Most of the time interviews go fairly smoothly. If I want to interview a rider and I know them well, I just email or call them about setting up a time to talk. If I don’t know them I go through the team and arrange it that way. For this issue of ROAD we just put to bed I interviewed Jelly Belly’s Andrew Bajadali on his win at the Redlands Classic. It was easy to set up. I emailed his director and 12 hours later I was talking to Andrew about Redlands. Naturally, talking to domestic pros is mostly drama free. They are in the country and they speak English. It’s when you want to talk to a European based rider, that’s when things tend to go sideways on you. You’ve got European time zones (they can be either eight to nine hours ahead of us), and spotty European cell coverage to contend with. Then they may not have a great command of the English language, other than random curse words (which is funny to hear them say). The other interview I wanted to conduct this month was with the recent winner of Paris-Nice and the Vuelta Castilla y Leon, Discovery Channel’s Alberto Contador.

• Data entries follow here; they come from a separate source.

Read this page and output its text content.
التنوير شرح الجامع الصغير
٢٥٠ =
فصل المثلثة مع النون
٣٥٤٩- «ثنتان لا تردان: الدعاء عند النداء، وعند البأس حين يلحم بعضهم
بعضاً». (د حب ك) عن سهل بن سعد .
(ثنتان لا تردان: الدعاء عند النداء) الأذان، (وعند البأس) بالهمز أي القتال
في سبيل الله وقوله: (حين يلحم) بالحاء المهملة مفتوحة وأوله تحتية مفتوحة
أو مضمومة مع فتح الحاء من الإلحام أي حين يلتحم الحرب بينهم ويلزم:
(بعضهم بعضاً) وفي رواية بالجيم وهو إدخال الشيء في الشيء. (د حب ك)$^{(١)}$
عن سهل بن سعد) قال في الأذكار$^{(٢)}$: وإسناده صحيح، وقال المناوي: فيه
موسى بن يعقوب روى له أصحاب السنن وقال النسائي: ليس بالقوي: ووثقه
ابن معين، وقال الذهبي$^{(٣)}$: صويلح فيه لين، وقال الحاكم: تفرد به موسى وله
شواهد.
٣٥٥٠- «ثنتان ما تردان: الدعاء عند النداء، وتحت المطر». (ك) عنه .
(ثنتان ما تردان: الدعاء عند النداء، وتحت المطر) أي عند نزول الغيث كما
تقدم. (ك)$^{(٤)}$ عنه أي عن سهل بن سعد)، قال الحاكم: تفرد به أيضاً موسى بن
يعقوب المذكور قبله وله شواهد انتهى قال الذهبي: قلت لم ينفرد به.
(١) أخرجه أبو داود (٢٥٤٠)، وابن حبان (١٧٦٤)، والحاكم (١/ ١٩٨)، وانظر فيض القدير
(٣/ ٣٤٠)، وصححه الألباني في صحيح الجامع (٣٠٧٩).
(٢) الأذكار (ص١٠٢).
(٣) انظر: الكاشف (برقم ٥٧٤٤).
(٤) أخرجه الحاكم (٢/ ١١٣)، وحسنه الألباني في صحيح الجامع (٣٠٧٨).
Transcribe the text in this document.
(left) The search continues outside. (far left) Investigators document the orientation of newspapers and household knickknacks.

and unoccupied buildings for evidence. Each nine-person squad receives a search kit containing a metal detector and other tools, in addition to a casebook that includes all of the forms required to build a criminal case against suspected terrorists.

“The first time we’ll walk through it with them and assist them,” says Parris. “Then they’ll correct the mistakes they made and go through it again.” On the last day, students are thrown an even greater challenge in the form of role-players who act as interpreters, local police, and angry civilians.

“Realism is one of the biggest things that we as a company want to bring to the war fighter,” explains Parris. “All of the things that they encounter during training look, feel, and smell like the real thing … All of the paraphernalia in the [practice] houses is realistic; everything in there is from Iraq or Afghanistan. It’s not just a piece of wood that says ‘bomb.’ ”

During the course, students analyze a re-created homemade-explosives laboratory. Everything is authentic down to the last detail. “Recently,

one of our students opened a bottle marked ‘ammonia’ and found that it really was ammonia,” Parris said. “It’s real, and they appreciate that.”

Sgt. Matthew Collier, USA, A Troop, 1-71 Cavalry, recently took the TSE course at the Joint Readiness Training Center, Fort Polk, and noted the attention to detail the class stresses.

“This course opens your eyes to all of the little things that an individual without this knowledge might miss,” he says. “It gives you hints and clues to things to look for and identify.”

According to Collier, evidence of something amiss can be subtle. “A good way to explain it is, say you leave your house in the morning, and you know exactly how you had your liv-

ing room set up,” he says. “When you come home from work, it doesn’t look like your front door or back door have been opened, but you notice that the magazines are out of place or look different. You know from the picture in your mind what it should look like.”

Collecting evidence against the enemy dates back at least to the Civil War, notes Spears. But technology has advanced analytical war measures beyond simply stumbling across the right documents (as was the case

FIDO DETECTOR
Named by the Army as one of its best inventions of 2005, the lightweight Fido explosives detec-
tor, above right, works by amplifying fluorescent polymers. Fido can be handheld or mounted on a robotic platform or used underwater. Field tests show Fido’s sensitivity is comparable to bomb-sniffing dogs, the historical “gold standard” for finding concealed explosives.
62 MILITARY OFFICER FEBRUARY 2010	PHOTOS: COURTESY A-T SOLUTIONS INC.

This interview had a few challenges: he knows muy poco English, he’s in Spain, and everyone and their brother is trying to interview him because of his recent victories. On top of this, our deadline was looming. I emailed Discovery Channel’s media guy and asked for an interview. No problem he said, he’d arrange a time. Now the next dilemma: find someone who can speak Spanish fluently. Luckily, our Advertising Director, Nicole, knows Spanish. The date is set, Alberto can talk Saturday. I drive up to work, as does Nicole, to call Alberto. She calls. It goes to voice mail. We continue to call. It continues to go to voice mail. Oh damn, the magazine is due in 48 hours! I feel like an episode from the T.V. show 24. The screen splits and it shows the characters doing something at that exact moment as the digital clock counts down. The one screen would be Nicole and I feverishly re-dialing Spain, the other screen Alberto at home looking at his phone thinking, ‘Why haven’t the Americans called?’ and finally my publisher doing whatever he does on weekends and thinking, “Those ROAD guys had better finish the magazine on time!” All the while the countdown clock is running. I send off a quick email to Discovery’s media guy. He responds quickly and we arrange another day, Monday. We are cutting it close, but we can do it. Monday rolls around and after a few missed calls we connected with Alberto! It seems that where he was on Saturday was spotty cell coverage, so he didn’t get our calls. We transcribed the interview and it will be in the next issue of ROAD. It’s dramas like these that can put a knot in your stomach, but somehow it always works out.